A guitar neck is the part of the guitar in which chords are created by placing fingers in specific patterns. This part is divided into sections called frets by thin wire devices, also called frets. Typically, the frets are identified by pearl or abalone fret markers, however, some guitars do not use these markers on the neck and the neck is simply finished with a light oil.
There are two types of mounting styles used to attach the neck to the guitar body. The first is the neck through method, which uses an extension of the neck to actually make up part of the guitar body. The second is the bolt-on method. It uses screws or bolts to attach the neck to the body.
While the average guitar neck appears to be a solid piece of wood, it is not. The typical guitar neck is constructed of two or more pieces of wood that are glued together and shaped to fit the hand in a specific design. The actual neck is commonly made from a very hard wood, such as maple, to resist twisting and bowing. Inside the maple wood, a cut is made to allow the placement of a steel rod, called a truss rod, to be placed underneath the fretboard. The fretboard is commonly rosewood or mahogany and is glued to the top of the maple neck, securing the steel truss rod in between.

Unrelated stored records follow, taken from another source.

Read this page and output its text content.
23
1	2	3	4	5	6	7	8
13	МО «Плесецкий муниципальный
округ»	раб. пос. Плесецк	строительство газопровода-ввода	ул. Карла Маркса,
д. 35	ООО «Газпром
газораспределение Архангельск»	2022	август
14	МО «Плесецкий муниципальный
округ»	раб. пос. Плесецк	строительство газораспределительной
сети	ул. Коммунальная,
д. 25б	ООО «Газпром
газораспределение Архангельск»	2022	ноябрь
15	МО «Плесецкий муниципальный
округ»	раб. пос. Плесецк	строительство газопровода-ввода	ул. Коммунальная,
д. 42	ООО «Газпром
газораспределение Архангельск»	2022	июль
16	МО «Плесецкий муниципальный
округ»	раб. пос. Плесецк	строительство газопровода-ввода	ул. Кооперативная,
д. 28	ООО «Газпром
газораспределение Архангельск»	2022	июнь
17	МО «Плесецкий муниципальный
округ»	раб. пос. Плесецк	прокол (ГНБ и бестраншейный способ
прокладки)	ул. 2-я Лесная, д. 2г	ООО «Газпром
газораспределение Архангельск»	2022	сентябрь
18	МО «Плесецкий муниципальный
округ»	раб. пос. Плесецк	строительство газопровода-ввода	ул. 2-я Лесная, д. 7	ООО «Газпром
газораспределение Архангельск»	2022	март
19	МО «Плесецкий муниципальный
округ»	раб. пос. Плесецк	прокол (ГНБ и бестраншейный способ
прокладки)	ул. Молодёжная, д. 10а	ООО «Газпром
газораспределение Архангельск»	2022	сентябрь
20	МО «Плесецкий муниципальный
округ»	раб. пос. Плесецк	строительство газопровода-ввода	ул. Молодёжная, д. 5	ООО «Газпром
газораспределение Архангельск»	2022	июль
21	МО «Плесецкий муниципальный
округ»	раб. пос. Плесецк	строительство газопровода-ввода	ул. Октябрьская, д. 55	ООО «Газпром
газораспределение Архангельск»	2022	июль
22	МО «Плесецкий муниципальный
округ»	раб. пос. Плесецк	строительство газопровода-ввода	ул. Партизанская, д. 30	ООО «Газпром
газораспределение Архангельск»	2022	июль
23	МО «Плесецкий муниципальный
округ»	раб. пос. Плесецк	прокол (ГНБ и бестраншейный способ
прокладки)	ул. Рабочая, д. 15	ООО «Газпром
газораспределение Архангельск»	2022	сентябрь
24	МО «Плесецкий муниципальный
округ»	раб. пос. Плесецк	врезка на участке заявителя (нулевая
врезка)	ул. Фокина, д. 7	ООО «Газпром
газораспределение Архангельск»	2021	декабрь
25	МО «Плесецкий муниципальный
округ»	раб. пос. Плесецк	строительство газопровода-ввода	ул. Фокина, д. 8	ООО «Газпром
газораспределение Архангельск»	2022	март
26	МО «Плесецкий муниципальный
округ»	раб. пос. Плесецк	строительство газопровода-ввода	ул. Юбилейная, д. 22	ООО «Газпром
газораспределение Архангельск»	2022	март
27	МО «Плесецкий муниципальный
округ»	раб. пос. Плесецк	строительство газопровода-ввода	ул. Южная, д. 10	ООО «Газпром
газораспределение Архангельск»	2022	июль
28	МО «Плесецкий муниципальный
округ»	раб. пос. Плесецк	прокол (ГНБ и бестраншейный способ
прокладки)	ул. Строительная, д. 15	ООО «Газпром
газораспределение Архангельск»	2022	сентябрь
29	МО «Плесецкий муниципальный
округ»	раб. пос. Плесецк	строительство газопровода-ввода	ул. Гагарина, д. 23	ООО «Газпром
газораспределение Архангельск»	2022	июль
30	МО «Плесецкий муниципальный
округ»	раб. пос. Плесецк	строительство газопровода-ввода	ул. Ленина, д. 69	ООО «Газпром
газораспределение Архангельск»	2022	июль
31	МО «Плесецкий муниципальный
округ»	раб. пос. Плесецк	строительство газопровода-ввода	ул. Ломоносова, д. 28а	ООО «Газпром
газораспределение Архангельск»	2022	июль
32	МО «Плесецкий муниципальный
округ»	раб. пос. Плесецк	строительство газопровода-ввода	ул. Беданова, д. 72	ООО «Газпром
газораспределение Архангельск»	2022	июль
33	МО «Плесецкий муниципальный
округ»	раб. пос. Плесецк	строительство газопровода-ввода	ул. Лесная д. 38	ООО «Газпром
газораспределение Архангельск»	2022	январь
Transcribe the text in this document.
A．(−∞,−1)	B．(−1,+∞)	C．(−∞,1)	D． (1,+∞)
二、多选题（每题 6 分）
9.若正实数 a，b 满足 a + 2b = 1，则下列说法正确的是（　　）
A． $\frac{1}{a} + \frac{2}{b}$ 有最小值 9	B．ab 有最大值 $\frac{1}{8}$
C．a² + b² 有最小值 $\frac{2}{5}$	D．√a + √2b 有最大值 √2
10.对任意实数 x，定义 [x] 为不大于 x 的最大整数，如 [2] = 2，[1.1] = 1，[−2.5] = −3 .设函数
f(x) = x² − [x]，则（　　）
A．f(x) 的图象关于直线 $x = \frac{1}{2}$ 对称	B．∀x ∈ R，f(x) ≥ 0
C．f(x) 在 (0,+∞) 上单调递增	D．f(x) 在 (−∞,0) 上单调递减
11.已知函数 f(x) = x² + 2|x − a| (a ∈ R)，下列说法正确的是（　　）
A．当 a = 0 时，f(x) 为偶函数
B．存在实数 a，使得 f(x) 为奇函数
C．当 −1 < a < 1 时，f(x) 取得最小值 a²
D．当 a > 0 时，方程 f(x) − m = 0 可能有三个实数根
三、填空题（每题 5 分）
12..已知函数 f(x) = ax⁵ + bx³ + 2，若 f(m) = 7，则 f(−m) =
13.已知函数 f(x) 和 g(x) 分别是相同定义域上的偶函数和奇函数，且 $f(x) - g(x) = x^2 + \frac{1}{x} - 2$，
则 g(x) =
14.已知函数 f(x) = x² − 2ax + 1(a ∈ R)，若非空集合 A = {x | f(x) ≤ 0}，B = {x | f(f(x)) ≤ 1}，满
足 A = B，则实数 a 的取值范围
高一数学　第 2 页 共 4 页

The truss rod allows the user to adjust the amount of tension and bow in the guitar neck to combat the effects of the tightened strings. Small cuts are placed across the fretboard in a specific measurement called the scale to allow for the proper pitch of the chords when played. The fret wire is slid into these cuts and provide the surface of the strings to press against to produce the chords. Often, and especially on well-used guitars, the fret wires must be replaced to ensure proper tonality and chording when played.
The shape of the backside of the guitar neck is called the profile. This can be a thick D shape, a thin D shape or any variation in between. Particular neck profiles tend to make some vintage models of guitars extremely favored by experienced players. This can often lead to a reissue of some guitar models as manufacturers attempt to duplicate the neck of a vintage model onto a new model.